Editorial: Drug deaths show more sober-living beds needed

Drug addiction continues to plague Bartholomew County — a crisis that shows no sign of ebbing, and one that cuts short far too many lives with devastating consequences for families, friends and our community.

It’s easy to feel a sense of helplessness and despair about this situation. We must resist such impulses if we are to address this epidemic head-on. Recovery, as anyone who has experienced and battled addiction can tell you, is a lifelong commitment lived one day at a time.

Many of us have felt the agony of losing a loved one to addiction. We wonder what might have been, if only they had gotten help at a crucial hour.

Many of us also have the good fortune to know people who have experienced a seemingly miraculous deliverance from the brink. We should celebrate their recovery of an example of the never-ending possibility for each of us to overcome and to live our best lives.

How heartbreaking it is, then, to learn that so many people who need that help — who are coming forward and asking for it — are turned away. We are failing to meet the immediate needs of people who are begging at a crucial hour for an intervention to help them get well.
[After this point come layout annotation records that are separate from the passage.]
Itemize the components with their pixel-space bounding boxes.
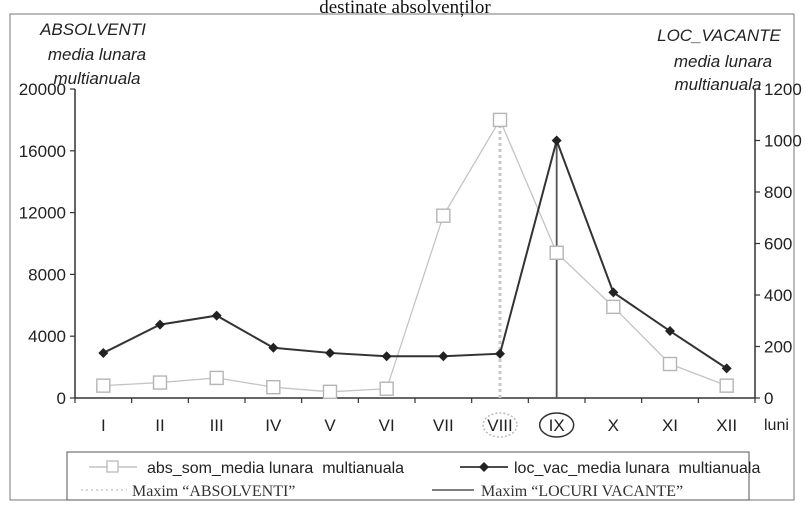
x-ticks: I II III IV V VI VII VIII IX X XI XII [74,398,756,438]
abs-data-point [322,384,338,400]
left-axis-title: ABSOLVENTI media lunara multianuala [39,20,146,88]
series-line-2 [102,137,728,370]
legend-abs-marker [106,460,119,473]
x-tick-label: II [155,416,164,435]
series-line-1 [103,118,727,393]
left-tick-label: 12000 [19,204,66,223]
right-axis-title-line-3: multianuala [675,75,762,94]
legend-maxloc-label: Maxim “LOCURI VACANTE” [481,483,683,500]
loc-data-point [608,287,619,298]
left-axis-title-line-3: multianuala [54,69,141,88]
abs-data-point [549,245,564,260]
legend-maxabs-label: Maxim “ABSOLVENTI” [132,483,295,500]
left-tick-label: 16000 [19,142,66,161]
abs-data-point [209,370,224,386]
loc-data-point [268,342,279,353]
abs-data-point [492,112,508,128]
chart-title: destinate absolvenților [319,0,491,18]
abs-data-point [379,381,394,396]
x-tick-label: VIII [487,416,513,435]
loc-data-point [438,351,449,362]
x-tick-label: I [101,416,106,435]
loc-data-point [98,347,109,358]
right-tick-label: 600 [764,235,792,254]
abs-data-point [266,379,281,395]
x-tick-label: X [608,416,619,435]
x-tick-label: VII [433,416,454,435]
left-axis-title-line-2: media lunara [48,45,146,64]
right-tick-label: 800 [764,183,792,202]
left-axis-title-line-1: ABSOLVENTI [39,20,146,39]
left-tick-label: 8000 [28,265,66,284]
right-tick-label: 400 [764,286,792,305]
loc-data-point [155,319,165,330]
abs-data-point [606,299,621,315]
x-tick-label: V [324,416,336,435]
left-tick-label: 4000 [28,327,66,346]
left-tick-label: 0 [57,389,66,408]
right-tick-label: 0 [764,389,773,408]
x-axis-title: luni [764,417,789,434]
legend-loc-label: loc_vac_media lunara multianuala [514,460,760,477]
abs-data-point [662,356,678,372]
right-axis-title-line-2: media lunara [674,52,772,71]
legend: abs_som_media lunara multianuala loc_vac… [66,451,760,501]
loc-data-point [721,363,732,374]
abs-data-point [152,375,168,390]
abs-data-point [436,208,451,223]
x-tick-label: IX [549,416,565,435]
x-tick-label: III [210,416,224,435]
x-tick-label: IV [265,416,282,435]
loc-data-point [381,351,392,362]
abs-data-point [96,378,111,393]
right-y-ticks: 0 200 400 600 800 1000 1200 [755,80,802,408]
x-tick-label: VI [379,416,395,435]
loc-data-point [211,310,222,321]
legend-box [66,451,750,501]
highlight-circle-IX [538,412,575,438]
right-tick-label: 200 [764,338,792,357]
loc-data-point [495,348,505,359]
loc-data-point [665,326,675,337]
loc-data-point [551,135,562,146]
right-axis-title-line-1: LOC_VACANTE [657,26,781,45]
x-tick-label: XII [716,416,737,435]
right-tick-label: 1000 [764,132,802,151]
left-y-ticks: 0 4000 8000 12000 16000 20000 [19,80,75,408]
loc-data-point [325,347,335,358]
highlight-circle-VIII [482,412,518,438]
legend-abs-label: abs_som_media lunara multianuala [147,460,404,477]
x-tick-label: XI [662,416,678,435]
right-tick-label: 1200 [764,80,802,99]
legend-loc-marker [479,462,489,472]
left-tick-label: 20000 [19,80,66,99]
abs-data-point [719,378,734,393]
reference-lines [498,119,558,398]
right-axis-title: LOC_VACANTE media lunara multianuala [657,26,781,94]
series-layer [96,112,734,400]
As The Republic’s Andy East reported in the Jan. 14 edition of The Republic, the Alliance for Substance Abuse Progress and other community agencies and organizations cannot keep up with the demand to serve those trying to break the grip of addiction. The organizations simply lack the number of sober-living beds. The more than 100 beds in facilities opened since 2020 isn’t nearly enough, said Sherri Jewett, executive director of Alliance for Substance Abuse Progress.

“Just from ASAP alone, we probably have 40 applications a month from people who are looking for sober living that we are not able to help,” Jewett told East. Other service organizations trying to help people recover from addiction are likewise overwhelmed.

More than 60 people died from drug overdoses in Bartholomew County in the past two years. We simply must do more to meet the deadly scourge of drug addiction, especially at the crucial hour when people are seeking help. As a community, at the very least, we should commit to giving those who are asking for help an opportunity to begin the long road to recovery.

How do we make this happen? The first step is to admit to ourselves that we have a problem.

Realizing this, we should resolve to commit, as a community, that any person who seeks help to break an addiction will get help. At the very least, that person ought to have a safe and sober reprieve from the triggers of addiction they are seeking to escape.

The numbers starkly tell us we have work to do. But if our community makes this a mission, our collective character, our ability to meet problems with creative and resourceful solutions, and our desire to want every member of our community to have the opportunity to live their best lives will win out. Fewer people will die of drug overdoses.

ASAP and other organizations are working hard to increase the number of sober living beds in the community. We hope that happens.

Let’s do all everything we can to see that it does, so that when someone you may know asks for help, we can help them.